Her Wreake Valley roots may run deep, but Terri’s neighbours nowadays are the nouveau riche and famous of Cheshire’s swanky footballer belt. Not that Leicestershire’s least starry star is letting the posh address go to her head. As we speak she has just dropped the Christmas empties off at the bottle bank and is en route to the local Tesco with husband, Sean, and their 10-month-old son, Caiden. The first episode of Terri’s new afternoon DIY show, 60 Minute Makeover, went out half-an hour ago on ITV. “Anorak that I am, I did watch it,” Terri confesses cheerily. “It’s got a lot of energy and I am happy with it. Well, as happy as anyone can be watching themselves
on television. It’s a bit like listening to yourself on the answering machine. You always hate it.”

With 30 episodes of the five days-a-week series already in the can, and a major role in a new daytime ITV programme to be announced next week, 33-year-old Terri is as busy as she’s ever been. “I think I’m like any working mum,” she says. “You always wonder whether you should be doing this job or that job. I went back to work when Caiden was only four months old. I did worry about whether it was too soon. It’s never easy. Fortunately, I’ve got a great support network. My husband’s family are close to us and we have a nanny two days a week. Caiden is a really lovely little boy. He’s by far the most successful thing in my life. He’s my priority, but I always think a happy mum is a good mum. I like being at work.”

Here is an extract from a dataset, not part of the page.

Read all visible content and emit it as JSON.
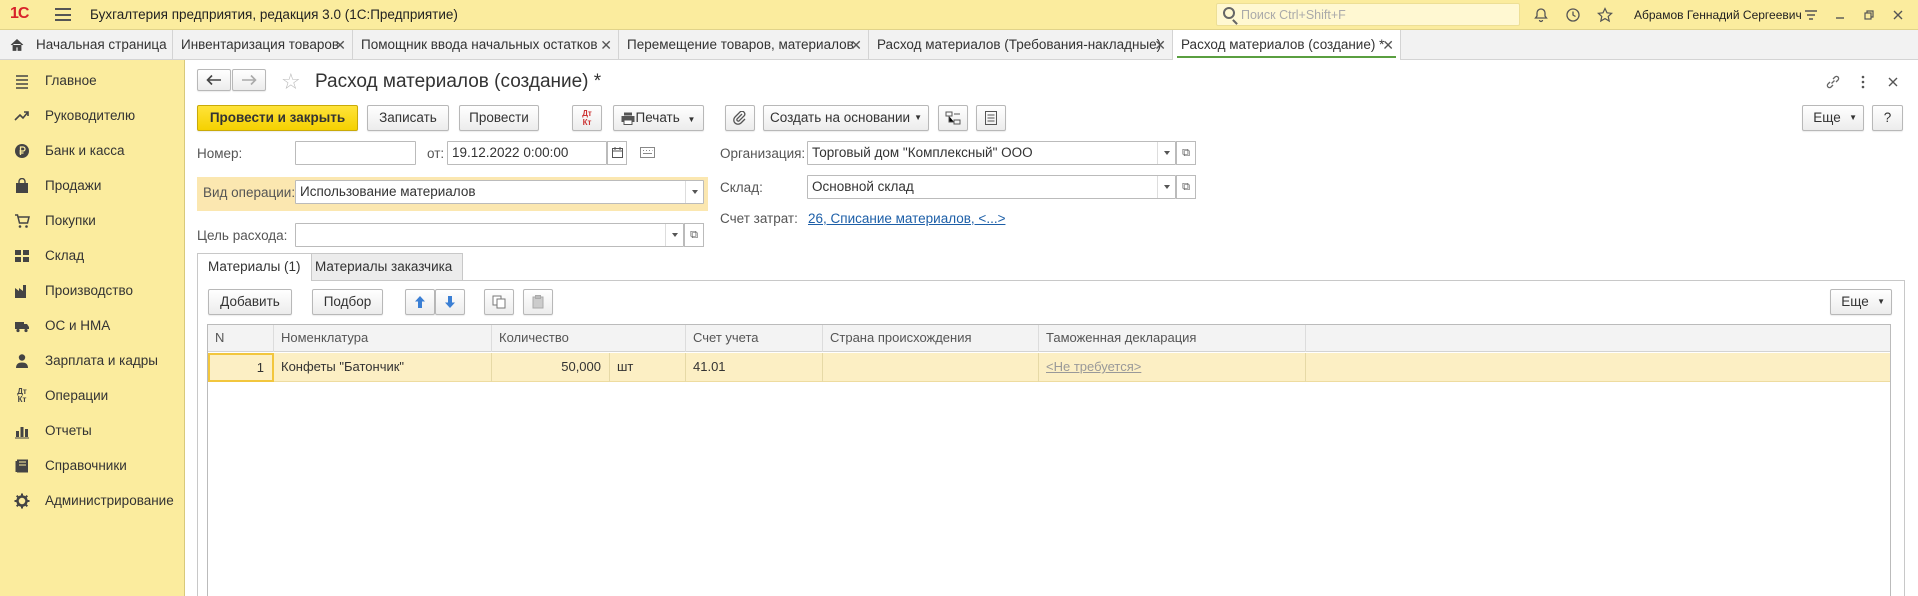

The journey from Syston school girl to daytime TV and the green acres of Cheshire was one long, mostly happy accident, according to Terri. There was no long-term plan, no carefully plotted stairway to stardom. After going to
Roundhill College and Melton Upper School, she took a year out to do modelling work. “Much to my father’s disgust,” she giggles. “Anyway, I started earning good money and I was still doing it four years later. I didn’t want to do it for the rest of my life. It became quite soul destroying, really. I’d be stood there in my bikini and you would have a photographer stood there saying: ‘Darling your legs are far too fat’. I was18 and a size 10.” After a spell as a continuity announcer on children’s television, Terri decided to audition for a new teen soap called Hollyoaks. “Never in a million years did I think I would get it,” she says. “I only really went to keep my friend company. We thought we would go up there, have a nice meal and make a day of it.”

Three auditions later and she was Ruth Benson, a soap sexpot who would be seen by five million viewers three times a week for six years. Not that she thought it would last. By her own admission, Terri was so wooden at the beginning it’s a wonder the man from Cuprinol didn’t come along to varnish her. “I spent the whole of the first
year expecting to be sacked,” she says, “but I got my head down, I worked hard, and I did get better. Phil Redmond (the show’s producer) must have seen something in me because he kept me on and he gave me a part in Grange Hill last year.” Right now, things are “really, really good”, says Terri. The Grange Hill role – as geography
teacher Miss Adams – has come to an end, but she’s got a “brilliant bloke”, a wonderful little boy and her career as a presenter seems to be on the up.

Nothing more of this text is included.